The center tube is filled with liquid. It bubbles much like the tube in the Lionel Oil Well. 

To run the wires inside the structure takes more dexterity and patience than I possess.


----------



## Big Ed (Jun 16, 2009)

Dave Sams said:


> The center tube is filled with liquid. It bubbles much like the tube in the Lionel Oil Well.
> 
> To run the wires inside the structure takes more dexterity and patience than I possess.


Cool bubbles up the stem...I got to get me one. :thumbsup:

You could just run the wires up a piece of styrene tubing paint it black and tack it to the outside.
If you want. 

In your picture....is it bubbling. 
It bubbles just like the oil well?
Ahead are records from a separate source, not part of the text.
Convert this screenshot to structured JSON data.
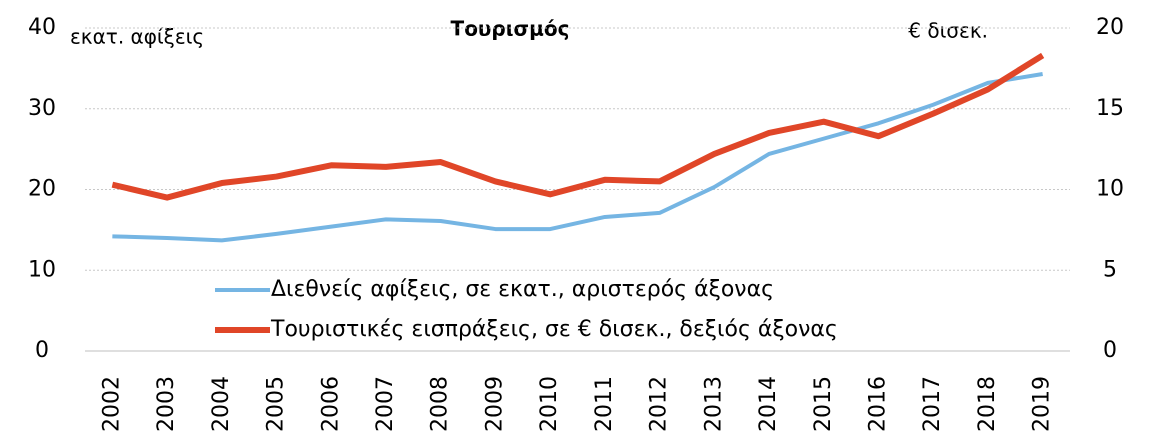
{
  "chart_data": {
    "type": "line",
    "title": "Τουρισμός",
    "y_label": "εκατ. αφίξεις",
    "y2_label": "€ δισεκ.",
    "categories": [
      "2002",
      "2003",
      "2004",
      "2005",
      "2006",
      "2007",
      "2008",
      "2009",
      "2010",
      "2011",
      "2012",
      "2013",
      "2014",
      "2015",
      "2016",
      "2017",
      "2018",
      "2019"
    ],
    "series": [
      {
        "name": "Διεθνείς αφίξεις, σε εκατ., αριστερός άξονας",
        "color": "#75b5e3",
        "axis": "y",
        "values": [
          14.2,
          14.0,
          13.7,
          14.5,
          15.4,
          16.3,
          16.1,
          15.1,
          15.1,
          16.6,
          17.1,
          20.3,
          24.4,
          26.3,
          28.2,
          30.5,
          33.2,
          34.3
        ]
      },
      {
        "name": "Τουριστικές εισπράξεις, σε € δισεκ., δεξιός άξονας",
        "color": "#e04628",
        "axis": "y2",
        "values": [
          10.3,
          9.5,
          10.4,
          10.8,
          11.5,
          11.4,
          11.7,
          10.5,
          9.7,
          10.6,
          10.5,
          12.2,
          13.5,
          14.2,
          13.3,
          14.7,
          16.2,
          18.3
        ]
      }
    ],
    "ylim": [
      0,
      40
    ],
    "yticks": [
      0,
      10,
      20,
      30,
      40
    ],
    "y2lim": [
      0,
      20
    ],
    "y2ticks": [
      0,
      5,
      10,
      15,
      20
    ],
    "grid": true,
    "legend": "lower center"
  }
}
It heats up through a bulb? Or some how different?


----------



## Dave Sams (Nov 24, 2010)

It's not bubbling. It take a few minutes for the light bulb to heat the liquid.


----------



## Big Ed (Jun 16, 2009)

Dave Sams said:


> It's not bubbling. It take a few minutes for the light bulb to heat the liquid.


I am guessing just the bottom of the stem heats up and bubbles?
Or does the whole center tube light up all the way to the top?


----------



## Dave Sams (Nov 24, 2010)

OK OK here we go boys and girls





and at night





I have a switch to turn the oil well and billboard off!


----------



## gunrunnerjohn (Nov 10, 2010)

It's a standard Christmas bubble light tube that is used, the same as the older oil drilling platform.


----------



## sjm9911 (Dec 20, 2012)

Real cool dave, I cant wait to get my oil derick installed on my l ayout. The bubbles are kind of hypnotic. Any problems with the heat of the bulb being close to foam that anyone knows about? I was going to hollow out under the bulb and fill in with fire rated caulk or something similar.


----------



## Big Ed (Jun 16, 2009)

I don't know about the foam but to be safe do what you said, sounds good.

Dave I like that. 

I hear the clank clank, what is there a pump I can't see, like on the oil well somewhere?

The blinking light looks good too. :thumbsup:


----------